Post-emergence weed control in winter wheat

Where wheat drilling hasn’t been too badly hampered by the recent spell of exceptionally wet weather, many crops will have received a pre-emergence herbicide application to keep early germinating weeds at bay. For these crops, and those that are yet to be drilled which might not have received a pre-em treatment, the next step will be to provide ongoing protection from weeds which threaten to emerge later in the season.
Winter Wheat 22

But of course, any additional treatments must only be applied when conditions are suitable: don’t be tempted to apply any crop protection products when fields are water-logged or drains are running freely as this could compromise crop safety, reduce herbicide efficacy and might result in the contamination of water courses.
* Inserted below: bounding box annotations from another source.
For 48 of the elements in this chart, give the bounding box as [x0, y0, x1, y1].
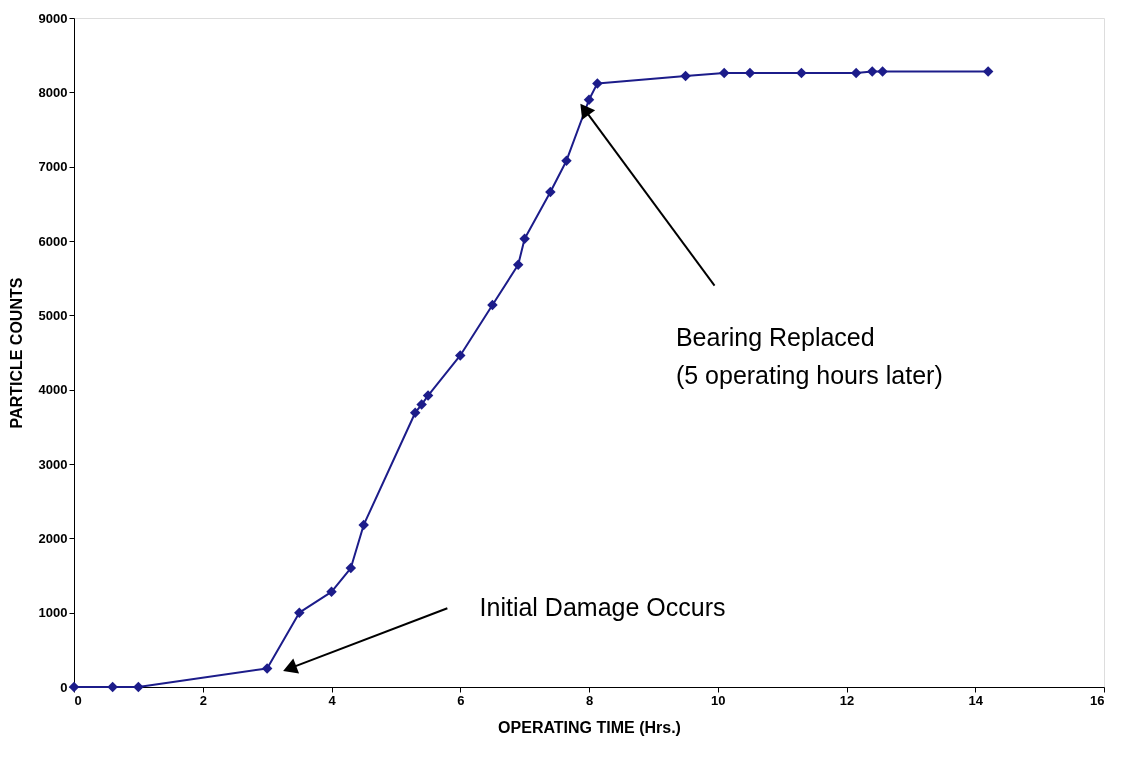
x-tick-label: 8 — [585, 692, 594, 708]
y-tick-label: 3000 — [38, 456, 68, 472]
point — [583, 94, 595, 106]
y-tick-label: 0 — [60, 679, 68, 695]
point — [409, 407, 421, 418]
point — [345, 562, 357, 574]
point — [796, 67, 807, 79]
y-tick-label: 6000 — [38, 233, 68, 249]
point — [877, 66, 888, 77]
y-tick-label: 5000 — [38, 307, 68, 323]
x-tick-label: 0 — [74, 692, 82, 708]
y-tick-label: 7000 — [38, 159, 68, 175]
point — [326, 586, 337, 598]
y-axis-title: PARTICLE COUNTS — [7, 277, 25, 429]
point — [982, 66, 994, 77]
point — [718, 67, 730, 79]
x-tick-label: 14 — [968, 692, 984, 708]
point — [358, 519, 369, 531]
x-axis-title: OPERATING TIME (Hrs.) — [498, 718, 681, 736]
x-tick-label: 10 — [711, 692, 726, 708]
point — [592, 78, 603, 89]
point — [512, 259, 524, 271]
x-tick-label: 4 — [328, 692, 337, 708]
x-tick-label: 12 — [839, 692, 855, 708]
x-tick-label: 16 — [1090, 692, 1105, 708]
point — [294, 607, 305, 618]
y-tick-label: 4000 — [38, 382, 68, 398]
annotation: Initial Damage Occurs — [479, 593, 726, 622]
point — [455, 350, 466, 361]
point — [487, 299, 498, 311]
point — [107, 681, 118, 693]
point — [416, 399, 427, 410]
point — [261, 663, 273, 674]
y-tick-label: 1000 — [38, 605, 68, 621]
y-tick-label: 2000 — [38, 530, 68, 546]
x-tick-label: 2 — [199, 692, 207, 708]
point — [545, 186, 556, 198]
point — [133, 681, 144, 693]
annotation: Bearing Replaced (5 operating hours later) — [675, 322, 943, 389]
point — [519, 233, 530, 245]
y-tick-label: 9000 — [38, 10, 68, 26]
point — [68, 681, 80, 693]
point — [561, 155, 572, 166]
point — [680, 70, 691, 82]
y-tick-label: 8000 — [38, 84, 68, 100]
point — [867, 66, 878, 77]
x-tick-label: 6 — [457, 692, 465, 708]
point — [422, 390, 434, 401]
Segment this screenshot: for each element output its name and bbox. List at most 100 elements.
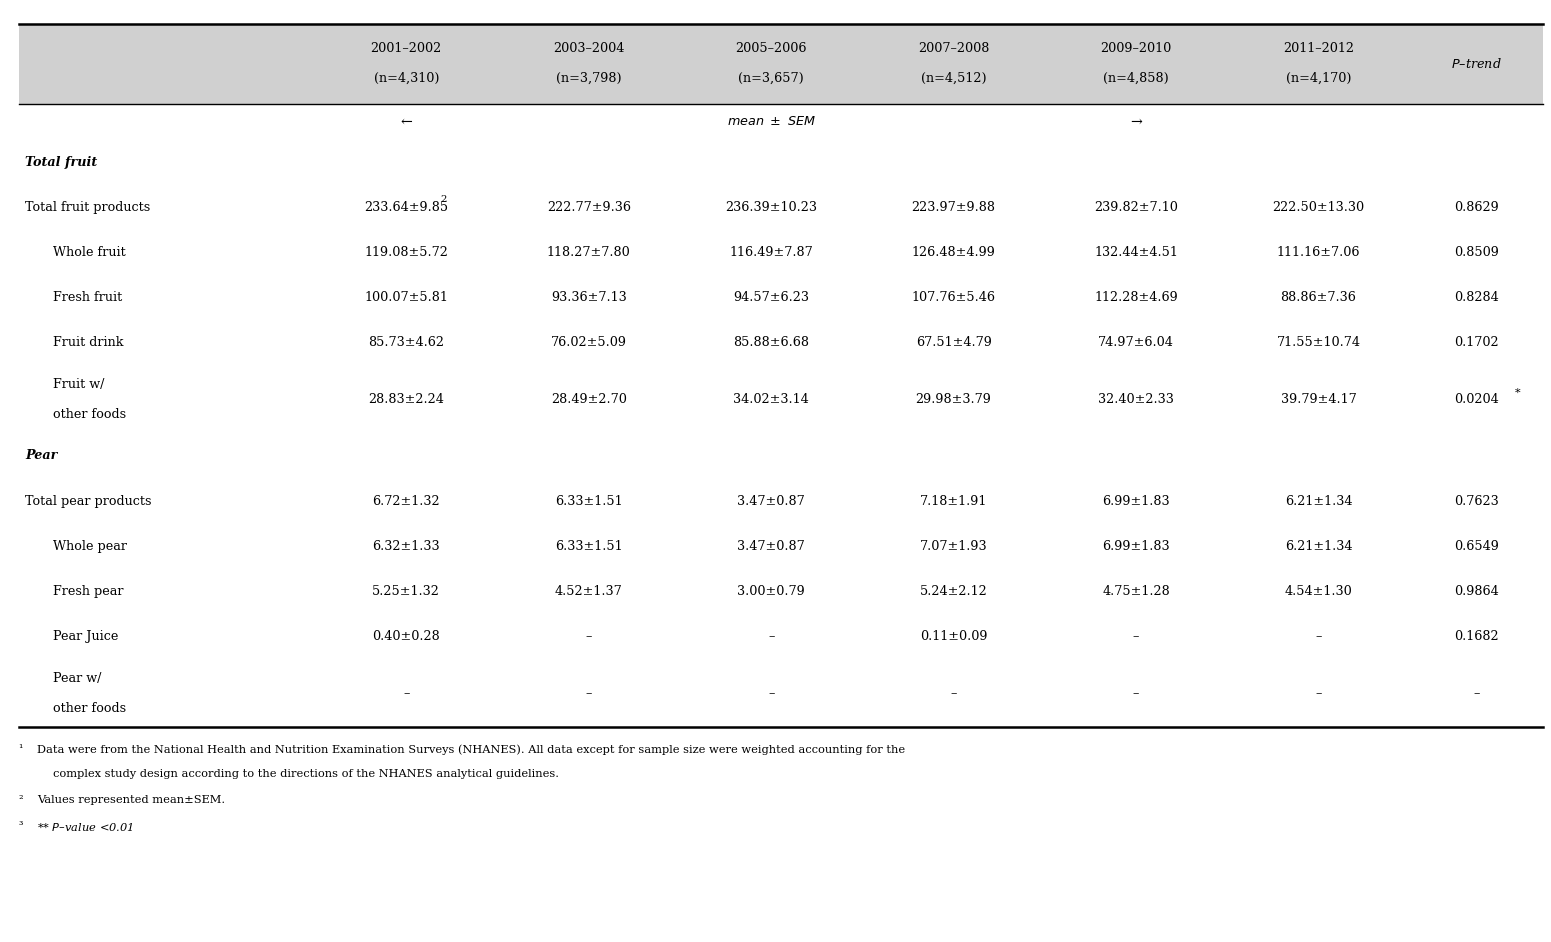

Stacking actives gives the best results

Trials carried out by and on behalf of ADAMA have shown that using a selection of different active ingredients from a range of modes of action gives the best possible results on difficult to control grassweeds (notably back-grass and ryegrass).

The use of as many as six different active ingredients will improve control levels where target grassweeds express a metabolic resistance to herbicides.

While the application of such a high number of active ingredients is feasible (from a crop safety perspective), applying so many products isn’t necessarily financially viable, and such a large stack of products can elevate the risk of younger crops being adversely affected.

It can therefore pay to split the stack of residuals, not only in order to protect the crop’s integrity, but also to maximise the herbicide programme’s efficacy: making separate applications allows a higher loading of the different active ingredients to be applied safely and extends the window of activity thereby improving the control of later germinating grassweeds.


Peri-em or early post-em: which is best?

There are two schools of thought when it comes to the best time to apply post-emergence residual herbicides in cereals:

  1. 1. At the peri-emergence stage, just as seedlings are about to emerge;
  2. 2. At the early post-emergence timing: within four weeks of drilling when the crop has one to two leaves.

The peri-emergence timing works well in trials, but, in practice, poses an elevated risk to the crop because it can be difficult to accurately time applications on a farm scale in conjunction with good spray conditions. As such, the early post-emergence timing is preferable, but the actual timing of application will obviously be dictated by weather conditions and other on-farm priorities and workloads.

In terms of which herbicide(s) to use at either of these timings, it is advisable to select active ingredients which weren’t used at the pre-emergence timing.

It is also important to select products based on their efficacy versus the weeds being targeted: some weeds will have successfully emerged despite the application of pre-emergence herbicides, so it may be necessary to use a contact herbicide as well as a product which will be taken up via the root system.


Towering over weeds

In terms of specific products, Tower’s three-way combination of chlorotoluron (250g/l), diflufenican (40g/l) and pendimethalin (300g/l) makes it ideally suited to the post-emergence timing: in trials its early post-emergence activity is equal to its impressive pre-emergence performance. 

This is, in large, due to its unique ingredient, chlorotoluron, which is taken up by foliage and roots. Likewise, the pendimethalin contained within Tower also boasts some foliar absorption although its primary mode of action is via root uptake. Meanwhile, the diflufenican element within Tower provides additional efficacy via contact and residual activity.

At its full rate, Tower provides 600gai/ha of pendimethalin, allowing it to be used after a pre-emergence treatment of 1,320 gai/ha.


Sailing against the tide of later emerging weeds

An additional active ingredient in the form of prosulfocarb (as Topsail) will further enhance post-emergence weed control, with 3.0l/ha in wheat or 2.0l/ha in barley/rye giving good efficacy. An alternative fourth active to consider is flufenacet which, at 120gai/ha, has been proven to give valuable additional efficacy.


Singing in the rain

In circumstances where wet conditions continue to prevent any herbicide treatments from being applied until much later into the season (for example as late as February, the inclusion of Anthem (400 g/l pendimethalin) brings useful residual activity to programmes reliant on ALS herbicides such as Broadway Star and Atlantis. Anthem also offers the added advantage of having an SC formulation which gives higher efficacy against grass weeds compared to CS preparations of the same active ingredient.